Liao-Fan: Another example is the Lin family from Fukien. Among their ancestors was an old lady who was very generous. Everyday she made rice balls to give to the poor and always gave as many as they asked for.
There was a Taoist monk who came everyday for three years and each time would ask for six or seven rice balls. The old lady always granted his request and never expressed any displeasure. The Taoist monk, who was actually a heavenly being who had come to test the depth of her kind heart, realized the deep sincerity of this woman’s kindness and said…
Taoist Monk: I have eaten your rice balls for three years with nothing to show my gratitude in return. Perhaps I can help you in this way; on the land behind your house, there is a good place where you can build the ancestral grave. If you are placed there in the future, the number of your descendants who will have imperial appointments will be equivalent to the number of seeds in a pound of sesame seeds.

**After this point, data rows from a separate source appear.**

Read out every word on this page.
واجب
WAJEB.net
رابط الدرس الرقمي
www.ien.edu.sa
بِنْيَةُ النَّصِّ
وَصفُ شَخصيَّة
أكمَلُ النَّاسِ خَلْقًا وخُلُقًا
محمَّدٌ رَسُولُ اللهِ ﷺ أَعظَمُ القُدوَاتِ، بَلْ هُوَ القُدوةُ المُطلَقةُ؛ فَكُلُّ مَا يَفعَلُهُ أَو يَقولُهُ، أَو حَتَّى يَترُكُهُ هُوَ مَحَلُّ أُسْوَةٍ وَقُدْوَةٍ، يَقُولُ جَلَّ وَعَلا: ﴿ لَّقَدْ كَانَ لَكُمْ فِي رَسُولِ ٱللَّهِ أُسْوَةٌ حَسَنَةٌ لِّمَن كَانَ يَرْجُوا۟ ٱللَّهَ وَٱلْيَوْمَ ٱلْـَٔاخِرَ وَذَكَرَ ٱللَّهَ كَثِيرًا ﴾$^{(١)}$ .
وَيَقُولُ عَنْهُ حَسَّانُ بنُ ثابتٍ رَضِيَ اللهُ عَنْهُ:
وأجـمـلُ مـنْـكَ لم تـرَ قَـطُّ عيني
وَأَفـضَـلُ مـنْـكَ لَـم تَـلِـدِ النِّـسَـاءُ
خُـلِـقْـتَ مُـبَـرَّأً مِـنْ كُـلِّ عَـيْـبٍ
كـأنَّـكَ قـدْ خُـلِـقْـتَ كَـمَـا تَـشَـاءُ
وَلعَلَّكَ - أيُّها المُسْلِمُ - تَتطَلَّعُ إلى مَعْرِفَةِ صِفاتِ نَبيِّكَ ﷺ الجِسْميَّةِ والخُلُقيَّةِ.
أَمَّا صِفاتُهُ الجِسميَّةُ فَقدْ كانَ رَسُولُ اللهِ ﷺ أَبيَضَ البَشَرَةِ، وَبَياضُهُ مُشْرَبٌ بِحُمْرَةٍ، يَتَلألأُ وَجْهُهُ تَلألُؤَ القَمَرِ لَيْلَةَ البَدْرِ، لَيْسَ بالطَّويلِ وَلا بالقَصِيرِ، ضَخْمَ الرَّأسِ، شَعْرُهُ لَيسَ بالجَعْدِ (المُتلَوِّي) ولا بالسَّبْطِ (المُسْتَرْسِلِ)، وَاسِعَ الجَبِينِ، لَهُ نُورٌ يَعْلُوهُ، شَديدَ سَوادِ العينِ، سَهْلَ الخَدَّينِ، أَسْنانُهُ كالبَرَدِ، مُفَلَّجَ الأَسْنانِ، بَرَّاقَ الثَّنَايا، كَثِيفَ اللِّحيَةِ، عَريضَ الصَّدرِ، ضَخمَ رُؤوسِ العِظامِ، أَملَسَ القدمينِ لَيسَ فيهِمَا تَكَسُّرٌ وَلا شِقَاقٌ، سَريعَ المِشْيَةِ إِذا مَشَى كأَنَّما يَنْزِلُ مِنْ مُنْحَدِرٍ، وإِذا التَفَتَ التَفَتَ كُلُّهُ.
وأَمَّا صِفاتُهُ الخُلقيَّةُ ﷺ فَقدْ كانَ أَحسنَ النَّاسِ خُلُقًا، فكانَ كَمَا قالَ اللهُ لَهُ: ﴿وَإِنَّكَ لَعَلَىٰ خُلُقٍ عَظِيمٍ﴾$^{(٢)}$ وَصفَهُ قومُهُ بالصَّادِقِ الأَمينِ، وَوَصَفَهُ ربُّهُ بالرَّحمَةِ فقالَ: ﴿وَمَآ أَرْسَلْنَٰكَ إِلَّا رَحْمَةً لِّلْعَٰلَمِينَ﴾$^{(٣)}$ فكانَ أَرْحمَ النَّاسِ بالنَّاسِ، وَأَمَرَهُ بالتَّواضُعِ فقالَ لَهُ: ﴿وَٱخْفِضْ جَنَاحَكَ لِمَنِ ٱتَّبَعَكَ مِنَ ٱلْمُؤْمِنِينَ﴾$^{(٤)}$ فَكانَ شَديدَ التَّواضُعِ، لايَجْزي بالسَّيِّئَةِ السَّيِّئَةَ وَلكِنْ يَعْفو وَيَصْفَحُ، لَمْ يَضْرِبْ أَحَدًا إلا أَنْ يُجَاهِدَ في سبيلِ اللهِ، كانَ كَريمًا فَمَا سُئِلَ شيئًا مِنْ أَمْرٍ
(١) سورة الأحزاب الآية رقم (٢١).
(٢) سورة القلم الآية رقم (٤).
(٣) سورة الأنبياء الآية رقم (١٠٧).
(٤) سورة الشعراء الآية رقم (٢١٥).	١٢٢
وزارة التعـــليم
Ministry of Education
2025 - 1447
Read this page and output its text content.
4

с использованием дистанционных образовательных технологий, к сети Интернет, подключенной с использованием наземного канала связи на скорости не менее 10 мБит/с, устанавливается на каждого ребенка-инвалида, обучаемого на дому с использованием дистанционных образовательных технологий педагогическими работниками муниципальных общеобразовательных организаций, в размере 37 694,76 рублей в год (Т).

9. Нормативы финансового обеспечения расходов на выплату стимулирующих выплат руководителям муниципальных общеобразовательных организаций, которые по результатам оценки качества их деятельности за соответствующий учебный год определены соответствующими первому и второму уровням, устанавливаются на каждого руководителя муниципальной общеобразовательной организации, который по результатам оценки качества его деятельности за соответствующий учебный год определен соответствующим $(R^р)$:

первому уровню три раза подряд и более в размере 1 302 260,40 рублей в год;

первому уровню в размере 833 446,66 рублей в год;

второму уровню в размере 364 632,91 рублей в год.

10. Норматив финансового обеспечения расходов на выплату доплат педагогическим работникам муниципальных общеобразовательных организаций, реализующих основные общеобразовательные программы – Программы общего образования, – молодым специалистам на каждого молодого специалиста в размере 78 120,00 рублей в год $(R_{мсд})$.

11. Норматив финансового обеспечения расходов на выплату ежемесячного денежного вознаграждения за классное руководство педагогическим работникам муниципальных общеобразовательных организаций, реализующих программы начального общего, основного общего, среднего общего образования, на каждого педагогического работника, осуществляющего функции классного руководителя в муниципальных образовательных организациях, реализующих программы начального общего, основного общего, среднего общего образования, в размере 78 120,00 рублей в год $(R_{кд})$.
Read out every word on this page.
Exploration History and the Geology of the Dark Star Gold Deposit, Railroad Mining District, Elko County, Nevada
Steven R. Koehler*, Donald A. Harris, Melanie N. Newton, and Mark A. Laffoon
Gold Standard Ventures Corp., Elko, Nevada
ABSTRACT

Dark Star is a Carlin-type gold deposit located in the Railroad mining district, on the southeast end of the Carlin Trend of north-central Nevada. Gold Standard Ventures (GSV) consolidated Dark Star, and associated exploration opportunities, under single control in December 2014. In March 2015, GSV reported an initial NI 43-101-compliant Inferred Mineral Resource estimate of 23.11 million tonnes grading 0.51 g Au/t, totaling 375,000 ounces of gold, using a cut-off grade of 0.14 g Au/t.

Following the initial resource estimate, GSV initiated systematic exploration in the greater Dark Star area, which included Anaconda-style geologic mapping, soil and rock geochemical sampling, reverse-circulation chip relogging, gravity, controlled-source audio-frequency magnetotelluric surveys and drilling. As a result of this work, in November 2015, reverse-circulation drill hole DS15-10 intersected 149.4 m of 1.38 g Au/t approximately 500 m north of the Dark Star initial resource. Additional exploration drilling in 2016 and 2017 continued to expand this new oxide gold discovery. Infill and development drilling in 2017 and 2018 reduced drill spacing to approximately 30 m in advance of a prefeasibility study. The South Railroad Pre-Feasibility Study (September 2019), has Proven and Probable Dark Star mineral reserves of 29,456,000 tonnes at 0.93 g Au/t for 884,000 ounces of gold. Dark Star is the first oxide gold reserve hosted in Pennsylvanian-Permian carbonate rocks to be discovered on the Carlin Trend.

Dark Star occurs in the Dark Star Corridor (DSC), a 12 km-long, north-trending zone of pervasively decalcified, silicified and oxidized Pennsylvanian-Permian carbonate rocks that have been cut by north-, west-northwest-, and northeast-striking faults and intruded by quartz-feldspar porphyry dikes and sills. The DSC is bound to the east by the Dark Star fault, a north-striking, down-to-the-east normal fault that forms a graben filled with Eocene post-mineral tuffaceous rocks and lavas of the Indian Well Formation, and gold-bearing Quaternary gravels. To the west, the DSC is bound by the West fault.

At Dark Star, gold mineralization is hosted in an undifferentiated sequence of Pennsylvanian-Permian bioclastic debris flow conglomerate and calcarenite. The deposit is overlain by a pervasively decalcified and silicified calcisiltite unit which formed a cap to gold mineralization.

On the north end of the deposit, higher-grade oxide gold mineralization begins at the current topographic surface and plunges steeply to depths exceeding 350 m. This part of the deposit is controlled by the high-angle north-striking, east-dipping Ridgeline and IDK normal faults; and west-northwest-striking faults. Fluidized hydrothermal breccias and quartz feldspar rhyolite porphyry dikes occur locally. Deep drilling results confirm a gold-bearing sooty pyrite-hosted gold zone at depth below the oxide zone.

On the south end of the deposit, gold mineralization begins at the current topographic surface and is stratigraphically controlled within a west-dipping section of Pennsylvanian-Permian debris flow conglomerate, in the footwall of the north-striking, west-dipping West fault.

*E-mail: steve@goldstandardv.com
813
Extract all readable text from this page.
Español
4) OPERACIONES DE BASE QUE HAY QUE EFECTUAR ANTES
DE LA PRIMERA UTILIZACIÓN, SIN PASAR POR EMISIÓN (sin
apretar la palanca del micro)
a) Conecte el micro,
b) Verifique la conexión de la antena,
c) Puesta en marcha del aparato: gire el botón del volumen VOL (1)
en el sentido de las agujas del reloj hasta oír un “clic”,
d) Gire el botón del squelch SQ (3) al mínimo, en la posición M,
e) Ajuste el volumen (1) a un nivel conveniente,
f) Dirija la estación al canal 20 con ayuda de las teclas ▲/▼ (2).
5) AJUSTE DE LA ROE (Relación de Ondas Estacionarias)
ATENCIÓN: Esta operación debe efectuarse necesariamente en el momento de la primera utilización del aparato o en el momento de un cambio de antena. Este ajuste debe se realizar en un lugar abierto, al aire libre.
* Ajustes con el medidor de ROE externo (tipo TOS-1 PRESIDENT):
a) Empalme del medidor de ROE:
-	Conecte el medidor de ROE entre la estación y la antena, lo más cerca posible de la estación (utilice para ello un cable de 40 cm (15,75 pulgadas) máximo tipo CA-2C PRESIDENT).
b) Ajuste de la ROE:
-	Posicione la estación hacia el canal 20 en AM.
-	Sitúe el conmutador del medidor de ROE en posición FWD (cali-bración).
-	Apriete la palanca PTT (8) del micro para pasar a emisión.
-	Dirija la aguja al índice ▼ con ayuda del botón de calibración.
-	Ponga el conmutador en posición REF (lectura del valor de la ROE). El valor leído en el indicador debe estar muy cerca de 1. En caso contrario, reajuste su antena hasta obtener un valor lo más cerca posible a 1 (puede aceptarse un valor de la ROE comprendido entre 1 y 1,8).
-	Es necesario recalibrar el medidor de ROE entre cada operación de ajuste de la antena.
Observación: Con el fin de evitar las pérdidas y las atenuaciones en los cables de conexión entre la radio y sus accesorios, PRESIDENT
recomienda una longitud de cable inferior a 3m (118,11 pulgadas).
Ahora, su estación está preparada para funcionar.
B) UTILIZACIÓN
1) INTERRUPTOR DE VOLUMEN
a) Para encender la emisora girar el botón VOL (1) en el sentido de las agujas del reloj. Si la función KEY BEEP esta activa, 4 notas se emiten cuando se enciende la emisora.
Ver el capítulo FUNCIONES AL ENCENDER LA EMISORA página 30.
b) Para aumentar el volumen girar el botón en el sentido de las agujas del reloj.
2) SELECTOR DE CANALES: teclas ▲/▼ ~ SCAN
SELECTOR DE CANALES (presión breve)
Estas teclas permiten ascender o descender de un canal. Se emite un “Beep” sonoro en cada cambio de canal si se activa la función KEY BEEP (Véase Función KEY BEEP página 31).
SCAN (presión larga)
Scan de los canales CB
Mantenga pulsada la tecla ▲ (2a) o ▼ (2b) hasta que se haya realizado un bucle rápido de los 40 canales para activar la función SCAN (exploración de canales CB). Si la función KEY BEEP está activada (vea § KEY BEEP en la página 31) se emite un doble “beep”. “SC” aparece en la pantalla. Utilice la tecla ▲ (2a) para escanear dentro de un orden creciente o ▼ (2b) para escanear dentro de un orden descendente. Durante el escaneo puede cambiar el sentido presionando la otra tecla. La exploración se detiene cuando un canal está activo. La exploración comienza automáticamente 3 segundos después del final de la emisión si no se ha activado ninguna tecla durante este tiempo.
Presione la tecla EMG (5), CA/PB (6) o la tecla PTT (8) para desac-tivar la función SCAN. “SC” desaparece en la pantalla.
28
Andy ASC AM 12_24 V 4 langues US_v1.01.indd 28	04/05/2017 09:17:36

Liao-Fan: When the old lady passed away, the Lin family followed the heavenly being’s suggestion and buried her at the designated place. The first generation after that, nine men passed the imperial exams and it continued that way for every succeeding generation.
http://www.buddhanet.net/l3lesson.htm
Alan
I also get whatever lesson I may gain from the encounter to improve myself. If a person insults me intentionally, I look back and evaluate my actions. I may have been offensive to this person without me knowing it. It’s harder if the insult is unintentional (for me) but most of the time I just let it pass in one ear and out on the other.
When others, out of jealousy,
Mistreat me with abuse, slander and so on,
I will practice accepting defeat
And offering the victory to them.
When someone I have benefited
And in whom I have placed great trust
Hurts me very badly,
I will practice seeing that person as my supreme teacher.
How does one deal with a barking dog?
One remembers that it is always the frightened dog that barks the loudest, and so one allows such insults to fall to the earth about one's feet while carefully observing and examining the dog's fears behind his loud bark.
Carefully observe the dog's fears.
Do not make the dog's fears your own.